これは、棚橋とSANADAの試合にケチを付けたい訳ではありません。

棚橋は今年の1・4レッスルキングダムでケニー・オメガを破り、IWGPヘビー級チャンピオンに輝いています。

2月の大阪大会で王者陥落となりましたが、NJC出場選手の中で直近までIWGPヘビー級王者だったレスラーです。

当然、メインイベンターに選ばれるべくして選ばれました。

 

その棚橋に勝利したSANADAも地元新潟での凱旋試合となり、メインイベンターは当然の結果だったと思います。

 

しかし、私同様オカダカズチカ石井智宏がメインイベントになると思っていたファンも多かったはずです。

NJCトーナメント左側のブロックはCHAOS所属レスラーが勝ち上がり、3回戦が行われた静岡大会CHAOS対決は今回のトーナメントのクライマックスの1つでした。

 

負けたYOSHI-HASHIは試合を通して、石井のメッセージを受け取ったと話しています。

NJC優勝の望みを断たれ涙したウィル・オスプレイ。

そのオスプレイを励ますオカダの姿に、まるで兄弟のような絆を感じました。

 

CHAOSトーナメントのクライマックスとなるオカダ対石井は、一発勝負のトーナメントに感動的なストーリーを築き上げました。

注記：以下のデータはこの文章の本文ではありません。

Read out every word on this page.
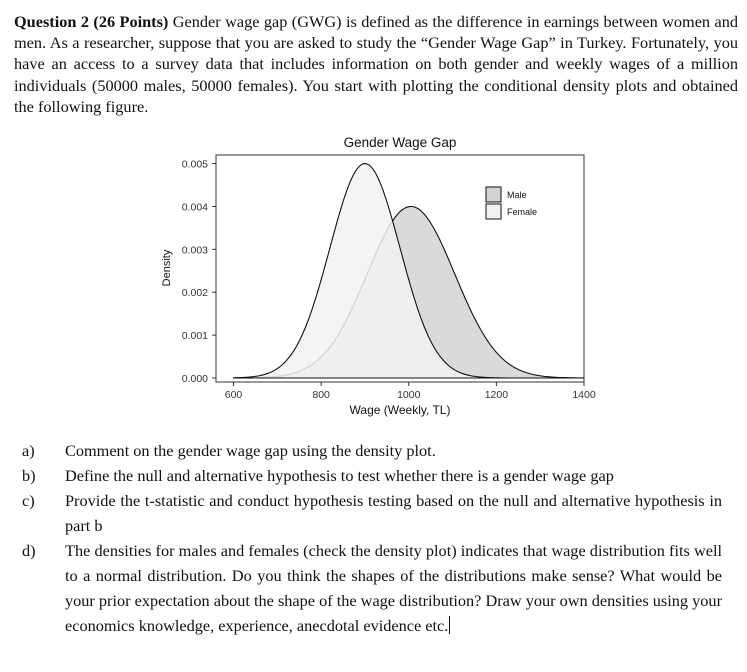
Question 2 (26 Points) Gender wage gap (GWG) is defined as the difference in earnings between women and men. As a researcher, suppose that you are asked to study the “Gender Wage Gap” in Turkey. Fortunately, you have an access to a survey data that includes information on both gender and weekly wages of a million individuals (50000 males, 50000 females). You start with plotting the conditional density plots and obtained the following figure.

Gender Wage Gap
0.000
0.001
0.002
0.003
0.004
0.005
600	800	1000	1200	1400
Density
Wage (Weekly, TL)
Male
Female
a) Comment on the gender wage gap using the density plot.
b) Define the null and alternative hypothesis to test whether there is a gender wage gap
c) Provide the t-statistic and conduct hypothesis testing based on the null and alternative hypothesis in part b
d) The densities for males and females (check the density plot) indicates that wage distribution fits well to a normal distribution. Do you think the shapes of the distributions make sense? What would be your prior expectation about the shape of the wage distribution? Draw your own densities using your economics knowledge, experience, anecdotal evidence etc.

勿論、SANADAや棚橋の愛の告白を聞きたくなかった訳ではありません。

NJC優勝すればお互いマイクパフォーマンスできる可能性を残すだけに、CHAOS対決がメインを飾る可能性が高いと思っていました。

 

しかし、蓋を開ければCHAOS対決はセミファイナル。

 

当然、オカダも石井も悔しかったことでしょう。

試合前に言葉を交わしたかどうかは別にして、お互い全力以上の闘いを繰り広げる覚悟でリングに上がったはずです。

 

結果、想像を凌駕する激闘となりました。

 

1試合であれほどまでドロップキックを多用したオカダは、久しく見ていません。

石井がオカダのレインメーカーを一本背負いで切り返すなど、想像もできませんでした。

その死闘に、多くのファンが心揺さぶられたことでしょう。

 

試合を制したオカダは横たわる石井に両膝を突き、感謝の気持ちを伝えました。

石井の身体を支え、握手を求めたオカダ。

もしかしたらプライドの高い石井は、差しのべた手を払いのけるのではないかと心配しました。

 

しかし、ガッチリ握手を交わしオカダの腕を上げ、勝者を称えた石井。

バックステージではオカダの優勝を願うコメントを出しました。

 

なぜ、2人は限界を超えた闘いができたのか?

なぜ、試合後両者はあれだけ称えあったのか?

 

すべては、メインイベントに抜擢されなかった悔しさを晴らすため

 

棚橋とSANADAがどんなに素晴らしい試合をしようとも、CHAOS対決のクライマックスの方がメインに相応しい試合だったと思わせたかったことでしょう。

いや、CHAOSこそが最強であり、最高であることを証明するため、オカダと石井の激闘は生まれたのだと思います。

 

結果的に、ベスト4の4人が日本人になったNJC。

そんな事に気付かないほど、今年のトーナメントは熱い闘いが繰り広げられました。

正直、準決勝の試合はどちらもメインイベントで見たかったです。

つまり、来年の長岡大会が3DAYSで行われることに期待したいと思います。